Wenngleich soziale Medien das Potential haben, auch marginalisierten Stimmen und Subkulturen einen Raum zu geben (Horak, 2014; Nakagawa & Arzubiaga, 2014), bilden sich bei den auf YouTube besonders erfolgreichen und prominenten Angeboten gesellschaftliche Machtstrukturen (weiß, männlich, mittelalt) und traditionelle Rollenbilder ab (z.B. Kruse & Veblen, 2012; Frühbrodt & Floren, 2019; Prommer et al., 2019). Weiterhin besteht wie bei sämtlichen anderen Angeboten des Web 2.0 die Gefahr auch auf problematische Inhalte wie Angebote populistischer und extremistischer Akteur/-innen oder Falschinformationen zu treffen.

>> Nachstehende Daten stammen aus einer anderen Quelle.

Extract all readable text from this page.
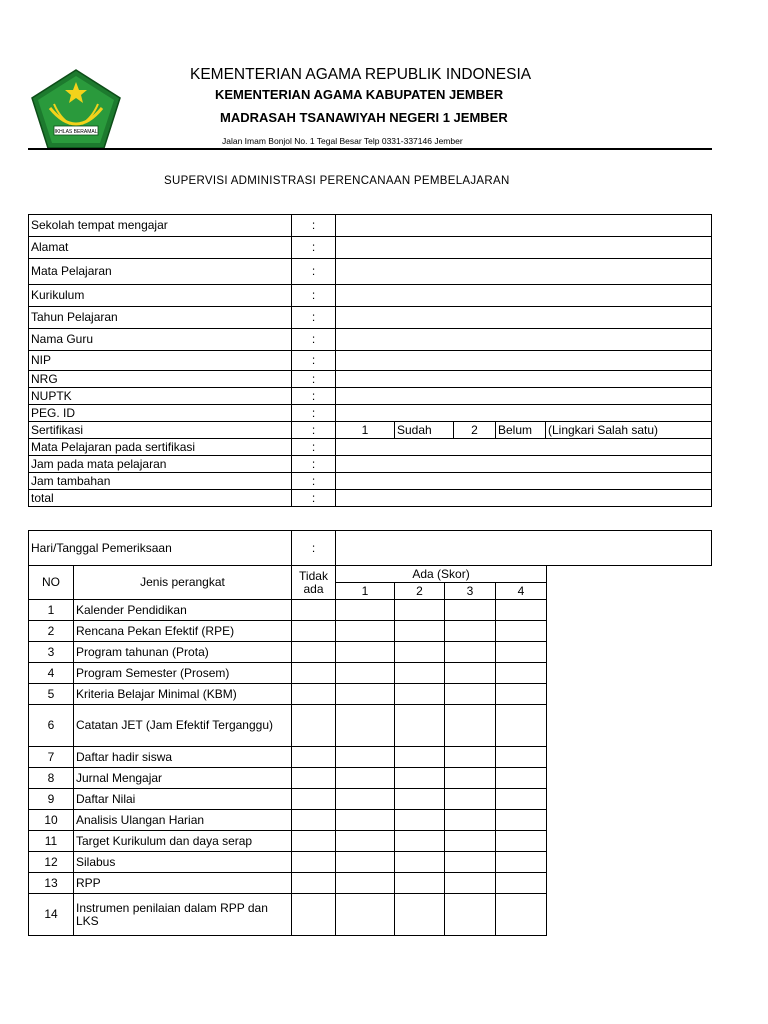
IKHLAS BERAMAL
KEMENTERIAN AGAMA REPUBLIK INDONESIA
KEMENTERIAN AGAMA KABUPATEN JEMBER
MADRASAH TSANAWIYAH NEGERI 1 JEMBER
Jalan Imam Bonjol No. 1 Tegal Besar Telp 0331-337146 Jember
SUPERVISI ADMINISTRASI PERENCANAAN PEMBELAJARAN
Sekolah tempat mengajar	:					
Alamat	:					
Mata Pelajaran	:					
Kurikulum	:					
Tahun Pelajaran	:					
Nama Guru	:					
NIP	:					
NRG	:					
NUPTK	:					
PEG. ID	:					
Sertifikasi	:	1	Sudah	2	Belum	(Lingkari Salah satu)
Mata Pelajaran pada sertifikasi	:					
Jam pada mata pelajaran	:					
Jam tambahan	:					
total	:					
Hari/Tanggal Pemeriksaan	:	
NO	Jenis perangkat	Tidak ada	Ada (Skor)			
			1	2	3	4
1	Kalender Pendidikan					
2	Rencana Pekan Efektif (RPE)					
3	Program tahunan (Prota)					
4	Program Semester (Prosem)					
5	Kriteria Belajar Minimal (KBM)					
6	Catatan JET (Jam Efektif Terganggu)					
7	Daftar hadir siswa					
8	Jurnal Mengajar					
9	Daftar Nilai					
10	Analisis Ulangan Harian					
11	Target Kurikulum dan daya serap					
12	Silabus					
13	RPP					
14	Instrumen penilaian dalam RPP dan LKS					
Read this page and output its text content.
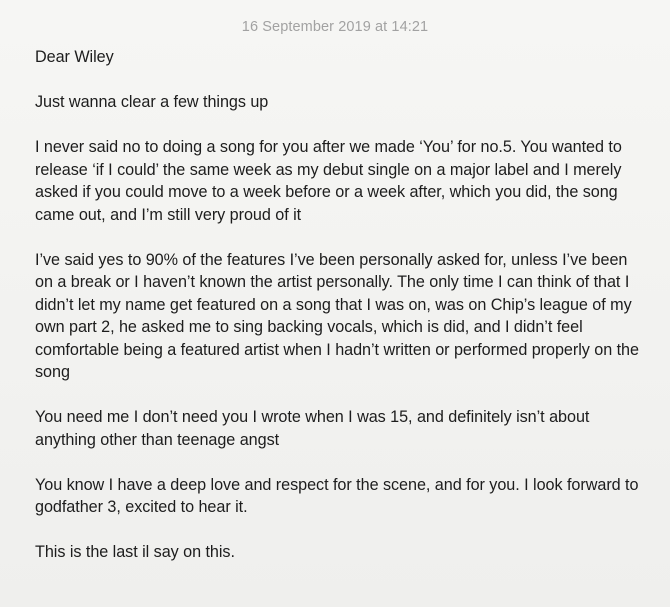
16 September 2019 at 14:21

Dear Wiley

Just wanna clear a few things up

I never said no to doing a song for you after we made ‘You’ for no.5. You wanted to release ‘if I could’ the same week as my debut single on a major label and I merely asked if you could move to a week before or a week after, which you did, the song came out, and I’m still very proud of it

I’ve said yes to 90% of the features I’ve been personally asked for, unless I’ve been on a break or I haven’t known the artist personally. The only time I can think of that I didn’t let my name get featured on a song that I was on, was on Chip’s league of my own part 2, he asked me to sing backing vocals, which is did, and I didn’t feel comfortable being a featured artist when I hadn’t written or performed properly on the song

You need me I don’t need you I wrote when I was 15, and definitely isn’t about anything other than teenage angst

You know I have a deep love and respect for the scene, and for you. I look forward to godfather 3, excited to hear it.

This is the last il say on this.
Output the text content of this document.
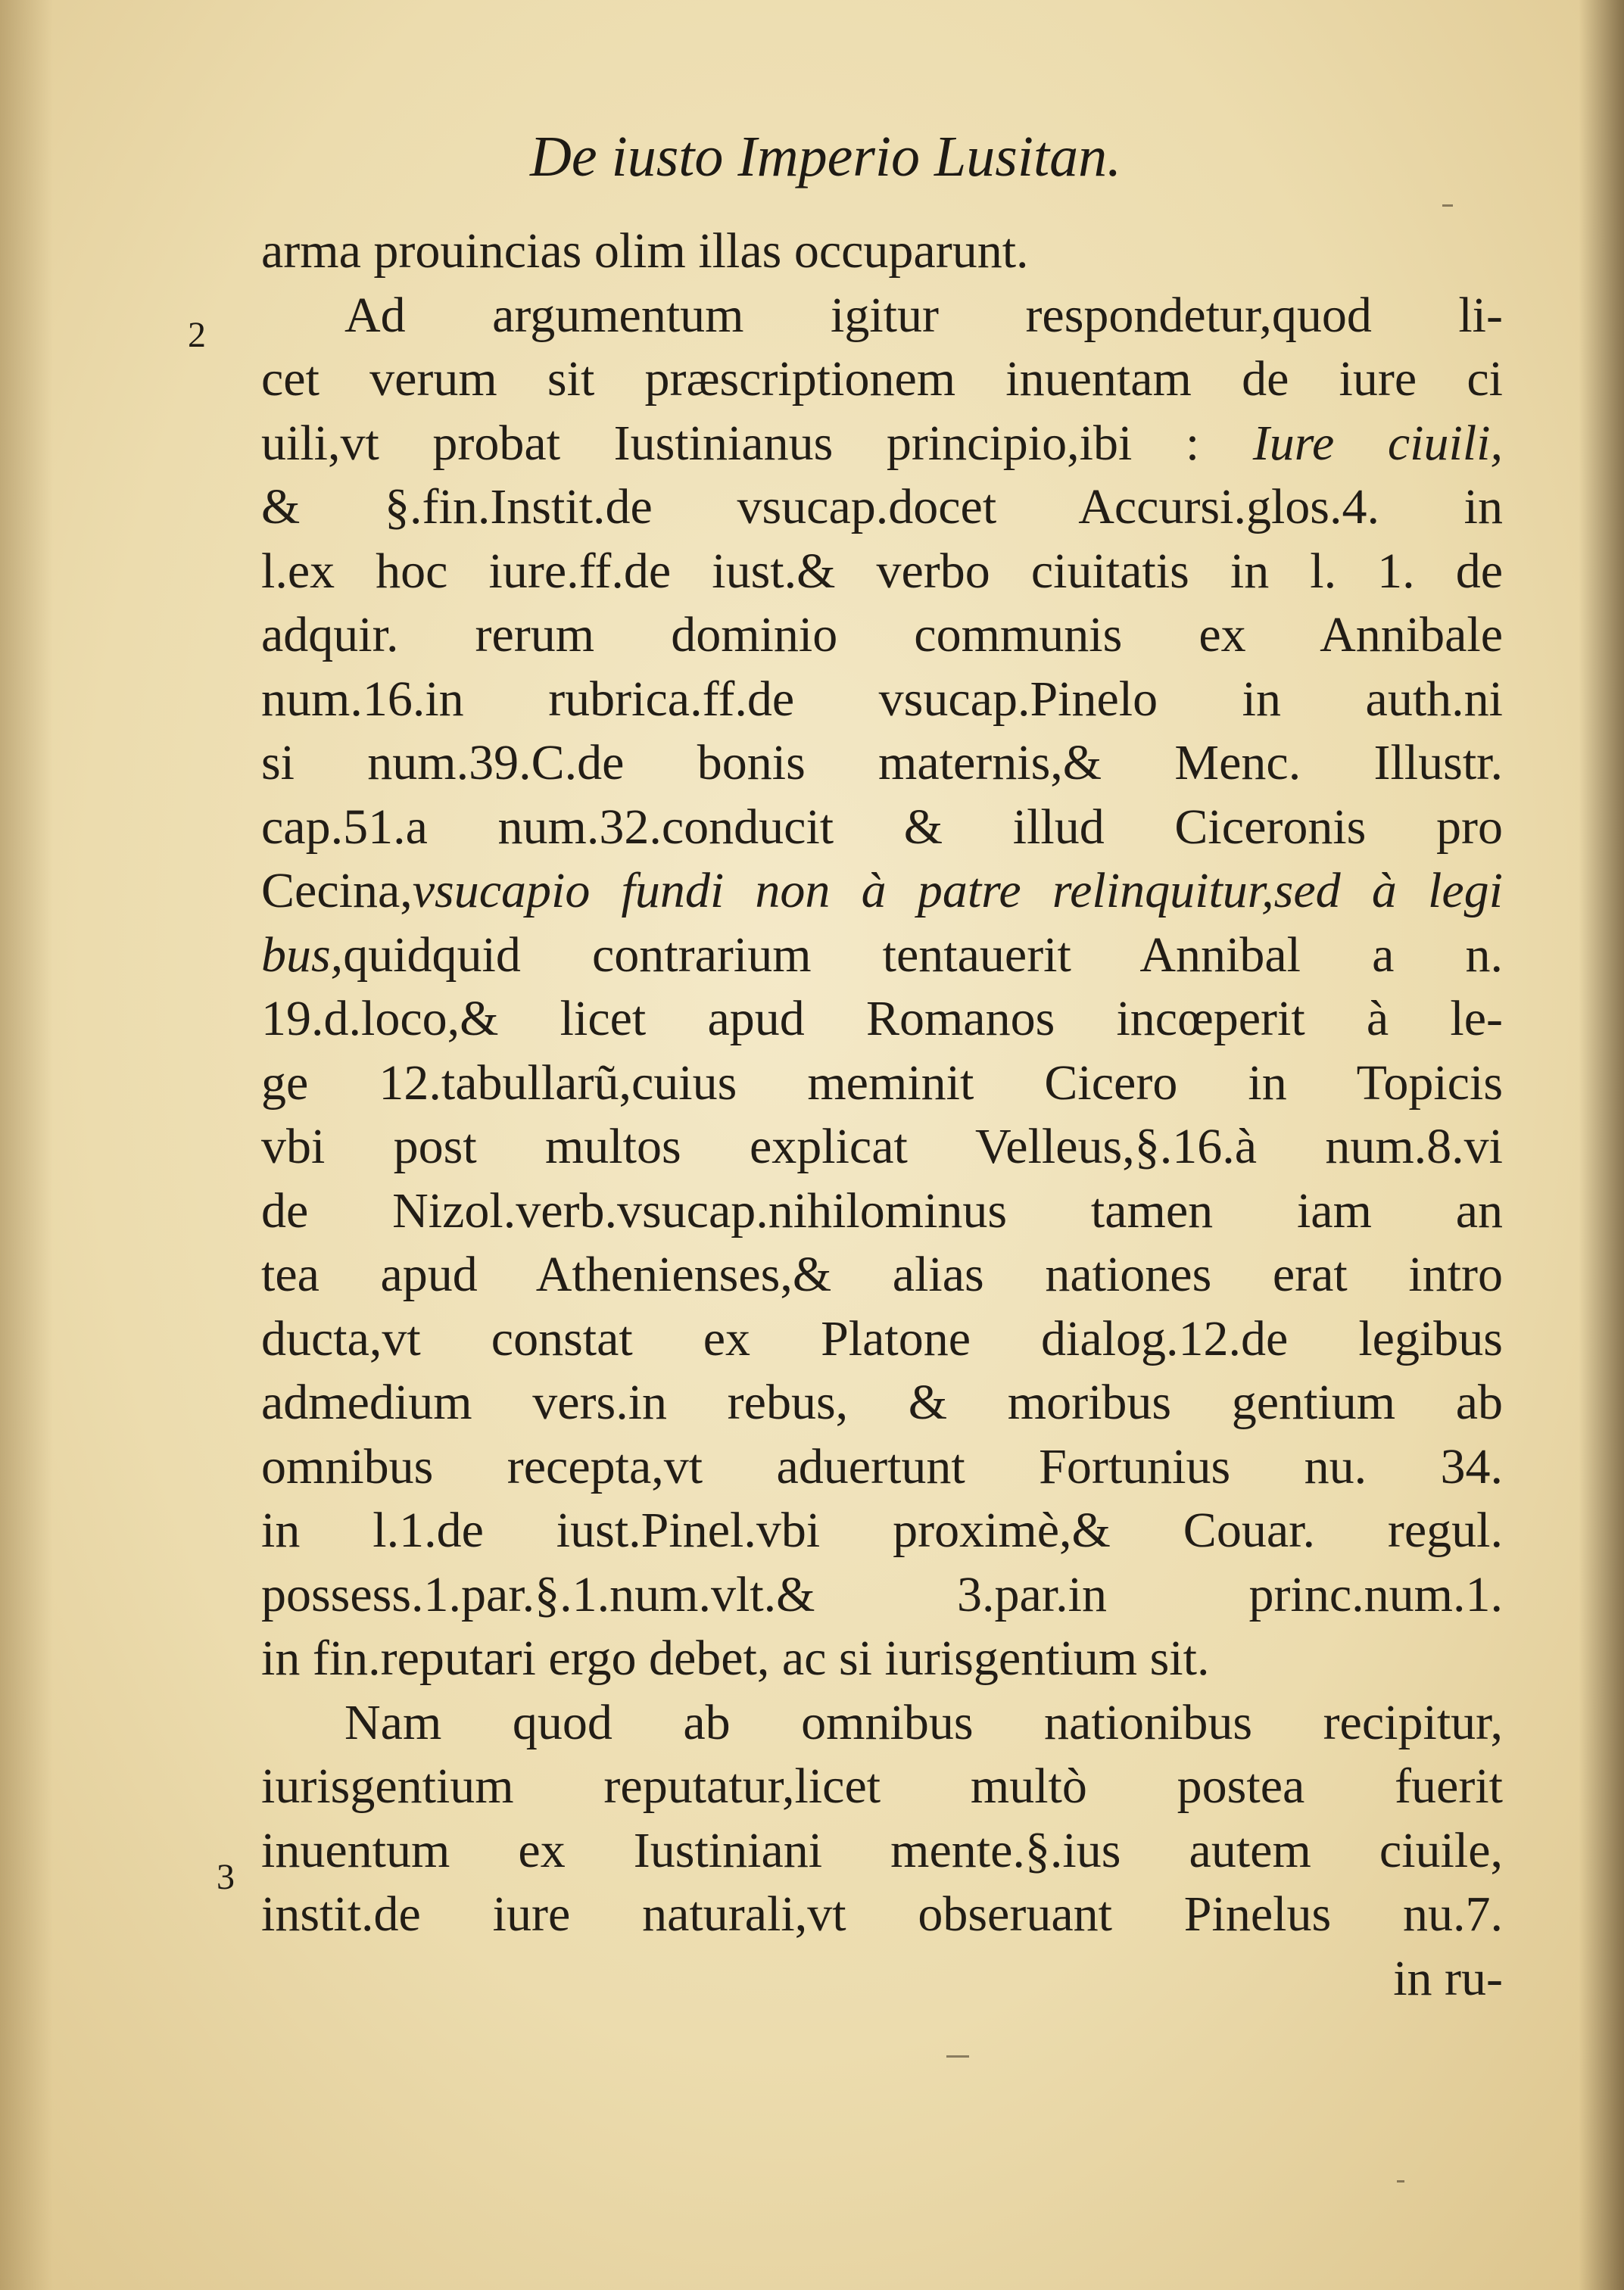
De iusto Imperio Lusitan.
2
3
arma prouincias olim illas occuparunt.
Ad argumentum igitur respondetur,quod li-
cet verum sit præscriptionem inuentam de iure ci
uili,vt probat Iustinianus principio,ibi : Iure ciuili,
& §.fin.Instit.de vsucap.docet Accursi.glos.4. in
l.ex hoc iure.ff.de iust.& verbo ciuitatis in l. 1. de
adquir. rerum dominio communis ex Annibale
num.16.in rubrica.ff.de vsucap.Pinelo in auth.ni
si num.39.C.de bonis maternis,& Menc. Illustr.
cap.51.a num.32.conducit & illud Ciceronis pro
Cecina,vsucapio fundi non à patre relinquitur,sed à legi
bus,quidquid contrarium tentauerit Annibal a n.
19.d.loco,& licet apud Romanos incœperit à le-
ge 12.tabullarũ,cuius meminit Cicero in Topicis
vbi post multos explicat Velleus,§.16.à num.8.vi
de Nizol.verb.vsucap.nihilominus tamen iam an
tea apud Athenienses,& alias nationes erat intro
ducta,vt constat ex Platone dialog.12.de legibus
admedium vers.in rebus, & moribus gentium ab
omnibus recepta,vt aduertunt Fortunius nu. 34.
in l.1.de iust.Pinel.vbi proximè,& Couar. regul.
possess.1.par.§.1.num.vlt.& 3.par.in princ.num.1.
in fin.reputari ergo debet, ac si iurisgentium sit.
Nam quod ab omnibus nationibus recipitur,
iurisgentium reputatur,licet multò postea fuerit
inuentum ex Iustiniani mente.§.ius autem ciuile,
instit.de iure naturali,vt obseruant Pinelus nu.7.
in ru-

Vorwissen und Kritikfähigkeit von Seiten der Nutzenden ist demnach für die Auswahl von sachlichen und von Diversität geprägten Inhalten dringend erforderlich, kann jedoch bei den Nutzenden nicht vorausgesetzt werden. Genau aus diesem Grund ist Medienwissen und Medienkritikfähigkeit bei den Nutzenden von erheblicher Bedeutung. Gleichsam unterstreichen die skizzierten Anforderungen die Notwenigkeit der Begleitung und Unterstützung sämtlicher (formeller und informeller) Lernprozesse durch (medien-)kompetente Lehrende. So müssen sie u.a. die notwendigen Medienkompetenzen vermitteln, die für eine selbst-organisierte Orientierung in der Angebotsvielfalt der Plattform und das Verständnis ihrer Metriken und Strukturbedingungen erforderlich sind. Weiterhin sind sie für die Entwicklung und Organisation spezifischer auf die individuellen Bedürfnisse der Lernenden zugeschnittenen Angebote (für das selbstgesteuerte Lernen und das Lernen in formalisierten Settings) verantwortlich (Burow, 2017). Zudem ermöglichen sie insbesondere in formalisierten Kontexten gezieltes Feedback und die Diskussion von (Lern-)Inhalten (Waldron, 2013).

Almeida und Almeida (2018) gehen der Frage nach, wie audiovisuelle Lernangebote gestaltet sein sollten, damit sie interessant für Kinder und Jugendliche sind. Einem design-basierten Forschungsansatz folgend evaluierten sie in mehreren Runden (z.B. Fokusgruppen) Videoangebote und deren Charakteristika sowie Distributionsstrategien. Besonders wichtig waren den Jugendlichen bei Webvideos visuelle Aspekte wie Comic-Stil und Animationen, aber auch Aspekte der Präsentation wie entspannt wirkende Protagonist/-innen, eine klare Sprache, geringer Detailgrad in der Sprache, Beispiele, Soundeffekte und eine kurze Dauer des Videos.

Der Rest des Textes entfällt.